Each engine was setup with the bare minimum of work -- no tweaks, no optimizations, etc. The only difference was changing the length of indexed Question URLs (returned by get_absolute_url) to come in under Xapian's 245-character term limit.

Benchmark setup:

>>> from haystack.query import SearchQuerySet

Benchmarks (512MB RAM, 1GB RAM):

>>> timeit -r5 -n5 list(SearchQuerySet().auto_query('term'))
Whoosh: 899ms, 922ms
Xapian: 597ms, 577ms
Solr:   3.55s, 1.22s

>>> timeit -r5 -n5 list(SearchQuerySet().auto_query('term').order_by('added_at'))
Whoosh: 5.72s, 5.99s
Xapian: 613ms, 557ms
Solr:   1.17s, 1.22s

>>> timeit -r5 -n5 list(SearchQuerySet().auto_query('three term phrase'))
Whoosh: 899ms, 853ms
Xapian: 210ms, 200ms
Solr:   2.24s, 481ms

>>> timeit -r5 -n5 list(SearchQuerySet().auto_query('three term phrase').order_by('added_at'))
Whoosh: 6.32s, 6.1s
Xapian: 196ms, 199ms
Solr:   1.32s, 492ms

Whoosh performed pretty bad, which was not surprising; it was exponentially worse for sorted searches, though I couldn't tell you why.
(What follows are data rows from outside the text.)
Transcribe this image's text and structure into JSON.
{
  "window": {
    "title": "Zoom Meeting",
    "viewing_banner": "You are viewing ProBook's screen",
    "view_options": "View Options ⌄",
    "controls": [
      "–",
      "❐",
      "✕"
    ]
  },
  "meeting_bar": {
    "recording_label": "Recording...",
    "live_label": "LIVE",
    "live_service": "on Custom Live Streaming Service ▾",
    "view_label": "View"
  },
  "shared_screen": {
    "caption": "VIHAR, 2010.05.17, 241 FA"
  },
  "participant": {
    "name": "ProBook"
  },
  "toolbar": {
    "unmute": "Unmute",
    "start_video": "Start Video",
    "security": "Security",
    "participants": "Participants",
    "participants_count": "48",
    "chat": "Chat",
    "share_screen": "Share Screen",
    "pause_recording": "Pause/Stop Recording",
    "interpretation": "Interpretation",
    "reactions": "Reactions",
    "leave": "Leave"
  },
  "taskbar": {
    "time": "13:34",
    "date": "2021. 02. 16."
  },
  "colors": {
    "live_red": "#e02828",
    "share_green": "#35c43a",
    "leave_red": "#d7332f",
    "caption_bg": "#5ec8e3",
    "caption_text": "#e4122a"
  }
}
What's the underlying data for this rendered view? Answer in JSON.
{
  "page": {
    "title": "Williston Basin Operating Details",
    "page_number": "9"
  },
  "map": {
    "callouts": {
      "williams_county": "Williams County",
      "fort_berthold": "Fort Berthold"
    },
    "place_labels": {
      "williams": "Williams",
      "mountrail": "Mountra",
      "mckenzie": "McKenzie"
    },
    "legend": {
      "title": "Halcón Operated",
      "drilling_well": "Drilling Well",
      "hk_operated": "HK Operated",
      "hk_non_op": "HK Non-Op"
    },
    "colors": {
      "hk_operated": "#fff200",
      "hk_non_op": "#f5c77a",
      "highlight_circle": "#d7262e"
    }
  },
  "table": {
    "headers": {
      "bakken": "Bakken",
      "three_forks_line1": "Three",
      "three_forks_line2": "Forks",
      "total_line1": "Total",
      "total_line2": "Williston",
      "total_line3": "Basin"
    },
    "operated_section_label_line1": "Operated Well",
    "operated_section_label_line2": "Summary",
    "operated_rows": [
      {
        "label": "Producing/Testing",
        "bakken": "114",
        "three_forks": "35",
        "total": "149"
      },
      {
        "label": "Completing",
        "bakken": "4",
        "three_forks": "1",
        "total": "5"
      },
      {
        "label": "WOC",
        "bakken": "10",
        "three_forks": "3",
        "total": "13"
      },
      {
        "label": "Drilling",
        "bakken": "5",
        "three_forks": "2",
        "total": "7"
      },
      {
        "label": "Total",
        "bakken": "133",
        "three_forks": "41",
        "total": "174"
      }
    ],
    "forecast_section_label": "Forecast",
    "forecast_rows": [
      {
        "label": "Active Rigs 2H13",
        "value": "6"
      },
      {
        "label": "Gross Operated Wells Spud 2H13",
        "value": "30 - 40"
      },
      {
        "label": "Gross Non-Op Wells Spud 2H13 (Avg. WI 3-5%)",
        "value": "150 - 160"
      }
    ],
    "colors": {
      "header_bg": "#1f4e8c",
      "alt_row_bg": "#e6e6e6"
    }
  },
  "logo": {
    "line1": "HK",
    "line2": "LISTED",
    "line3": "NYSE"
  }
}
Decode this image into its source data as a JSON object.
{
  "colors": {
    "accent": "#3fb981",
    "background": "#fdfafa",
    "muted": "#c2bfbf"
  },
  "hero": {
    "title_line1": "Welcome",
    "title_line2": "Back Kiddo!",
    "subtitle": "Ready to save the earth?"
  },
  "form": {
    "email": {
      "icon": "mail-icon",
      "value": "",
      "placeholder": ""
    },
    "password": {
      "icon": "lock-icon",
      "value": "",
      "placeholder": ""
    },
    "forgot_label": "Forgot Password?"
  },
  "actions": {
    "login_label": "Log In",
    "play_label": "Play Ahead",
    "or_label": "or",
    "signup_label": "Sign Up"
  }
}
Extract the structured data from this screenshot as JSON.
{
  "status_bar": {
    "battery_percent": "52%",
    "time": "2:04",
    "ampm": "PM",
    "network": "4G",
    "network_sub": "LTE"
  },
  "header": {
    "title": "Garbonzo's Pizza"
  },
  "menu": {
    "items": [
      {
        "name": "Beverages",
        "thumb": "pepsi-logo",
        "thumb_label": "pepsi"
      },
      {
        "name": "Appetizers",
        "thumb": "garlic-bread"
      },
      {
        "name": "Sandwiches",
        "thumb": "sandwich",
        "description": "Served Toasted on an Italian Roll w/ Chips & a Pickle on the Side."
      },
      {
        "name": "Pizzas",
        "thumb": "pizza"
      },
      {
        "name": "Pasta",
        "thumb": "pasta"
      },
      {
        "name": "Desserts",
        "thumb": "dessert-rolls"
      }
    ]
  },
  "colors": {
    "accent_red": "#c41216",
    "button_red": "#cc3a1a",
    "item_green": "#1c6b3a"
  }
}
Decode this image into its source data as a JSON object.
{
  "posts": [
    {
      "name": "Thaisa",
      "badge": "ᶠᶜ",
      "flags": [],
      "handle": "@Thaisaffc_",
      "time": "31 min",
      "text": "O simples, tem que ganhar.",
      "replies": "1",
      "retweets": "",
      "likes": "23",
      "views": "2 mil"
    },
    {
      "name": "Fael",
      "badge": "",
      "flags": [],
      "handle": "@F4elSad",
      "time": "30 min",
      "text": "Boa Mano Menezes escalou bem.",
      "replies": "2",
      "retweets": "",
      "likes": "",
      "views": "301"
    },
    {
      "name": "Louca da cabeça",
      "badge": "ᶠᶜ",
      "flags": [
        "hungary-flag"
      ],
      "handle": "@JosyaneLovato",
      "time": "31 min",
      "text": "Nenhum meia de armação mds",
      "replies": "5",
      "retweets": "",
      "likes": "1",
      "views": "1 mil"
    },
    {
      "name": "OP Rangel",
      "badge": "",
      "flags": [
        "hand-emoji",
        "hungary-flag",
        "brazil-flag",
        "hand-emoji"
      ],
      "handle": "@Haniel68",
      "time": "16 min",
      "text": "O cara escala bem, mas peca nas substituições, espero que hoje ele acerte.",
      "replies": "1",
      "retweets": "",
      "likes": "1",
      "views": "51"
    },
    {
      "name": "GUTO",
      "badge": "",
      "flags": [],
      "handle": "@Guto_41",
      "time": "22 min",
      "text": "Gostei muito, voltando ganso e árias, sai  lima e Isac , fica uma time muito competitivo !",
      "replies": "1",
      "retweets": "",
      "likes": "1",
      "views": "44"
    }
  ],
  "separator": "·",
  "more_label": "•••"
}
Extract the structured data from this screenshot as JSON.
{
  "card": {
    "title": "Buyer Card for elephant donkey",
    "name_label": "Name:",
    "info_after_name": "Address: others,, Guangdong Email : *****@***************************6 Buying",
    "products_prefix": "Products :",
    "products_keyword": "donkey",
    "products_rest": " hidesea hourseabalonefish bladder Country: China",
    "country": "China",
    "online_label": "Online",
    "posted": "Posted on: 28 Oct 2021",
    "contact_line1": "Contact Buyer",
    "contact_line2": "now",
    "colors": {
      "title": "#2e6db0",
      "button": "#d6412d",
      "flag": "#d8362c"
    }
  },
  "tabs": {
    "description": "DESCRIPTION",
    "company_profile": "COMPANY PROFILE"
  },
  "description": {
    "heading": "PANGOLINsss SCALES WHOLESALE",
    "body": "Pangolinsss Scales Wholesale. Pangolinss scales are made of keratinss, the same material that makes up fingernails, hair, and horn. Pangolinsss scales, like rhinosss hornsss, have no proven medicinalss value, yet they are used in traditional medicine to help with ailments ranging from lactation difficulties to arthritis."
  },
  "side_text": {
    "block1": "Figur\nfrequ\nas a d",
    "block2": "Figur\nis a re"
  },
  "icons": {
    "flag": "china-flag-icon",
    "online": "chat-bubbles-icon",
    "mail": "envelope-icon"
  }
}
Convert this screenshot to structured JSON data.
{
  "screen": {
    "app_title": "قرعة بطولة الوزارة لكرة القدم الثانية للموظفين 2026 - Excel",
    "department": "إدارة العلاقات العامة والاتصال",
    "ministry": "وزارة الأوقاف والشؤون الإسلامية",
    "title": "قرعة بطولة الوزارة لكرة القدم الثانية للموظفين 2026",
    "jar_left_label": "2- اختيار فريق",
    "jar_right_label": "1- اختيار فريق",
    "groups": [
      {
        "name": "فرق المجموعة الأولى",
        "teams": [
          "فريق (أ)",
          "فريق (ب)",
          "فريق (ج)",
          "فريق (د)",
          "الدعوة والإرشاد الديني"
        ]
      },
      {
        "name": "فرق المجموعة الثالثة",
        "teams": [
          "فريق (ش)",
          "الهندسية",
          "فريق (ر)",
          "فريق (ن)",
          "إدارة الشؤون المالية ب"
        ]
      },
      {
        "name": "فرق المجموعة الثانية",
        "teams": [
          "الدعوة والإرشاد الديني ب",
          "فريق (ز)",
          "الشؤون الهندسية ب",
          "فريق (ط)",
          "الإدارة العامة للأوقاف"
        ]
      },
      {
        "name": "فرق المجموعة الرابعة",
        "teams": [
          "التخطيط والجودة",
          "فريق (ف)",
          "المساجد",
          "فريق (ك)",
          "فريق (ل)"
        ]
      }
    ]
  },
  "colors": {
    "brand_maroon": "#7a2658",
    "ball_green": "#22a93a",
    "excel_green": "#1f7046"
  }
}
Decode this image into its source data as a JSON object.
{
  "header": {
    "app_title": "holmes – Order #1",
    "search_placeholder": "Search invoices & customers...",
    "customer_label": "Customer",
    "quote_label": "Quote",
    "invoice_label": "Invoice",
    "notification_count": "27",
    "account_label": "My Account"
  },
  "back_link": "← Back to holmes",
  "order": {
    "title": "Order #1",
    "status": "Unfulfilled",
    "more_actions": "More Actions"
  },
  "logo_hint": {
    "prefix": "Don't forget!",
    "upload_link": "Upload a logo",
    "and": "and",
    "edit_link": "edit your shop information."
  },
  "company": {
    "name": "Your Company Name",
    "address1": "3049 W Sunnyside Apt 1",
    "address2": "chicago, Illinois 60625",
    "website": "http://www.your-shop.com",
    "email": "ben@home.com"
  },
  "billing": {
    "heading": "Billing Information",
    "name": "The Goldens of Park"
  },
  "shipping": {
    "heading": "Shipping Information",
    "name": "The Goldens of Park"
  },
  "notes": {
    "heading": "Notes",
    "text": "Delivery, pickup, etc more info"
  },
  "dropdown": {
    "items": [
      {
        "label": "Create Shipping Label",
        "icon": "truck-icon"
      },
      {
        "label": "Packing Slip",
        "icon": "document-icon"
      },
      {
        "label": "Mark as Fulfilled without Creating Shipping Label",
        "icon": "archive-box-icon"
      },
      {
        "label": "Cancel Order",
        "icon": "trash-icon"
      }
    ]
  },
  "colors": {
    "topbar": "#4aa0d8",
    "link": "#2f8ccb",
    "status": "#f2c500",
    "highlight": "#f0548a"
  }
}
Solr (which I previously saw as a sort of search analog to Redis) obviously benefits from more RAM, but still has pretty lousy times for short queries. But then Xapian comes along with really good times for all benchmarks. Who'd have thought!

Xapian's triumph was surprising, but at the same time welcome. Xapian is similar to Whoosh in terms of setup (that is, very easy), and we wanted to avoid adding another server app to our deployment setup, which Solr would have required. So we'll be switching to Xapian for our search, and should see a pretty good performance boost as a result.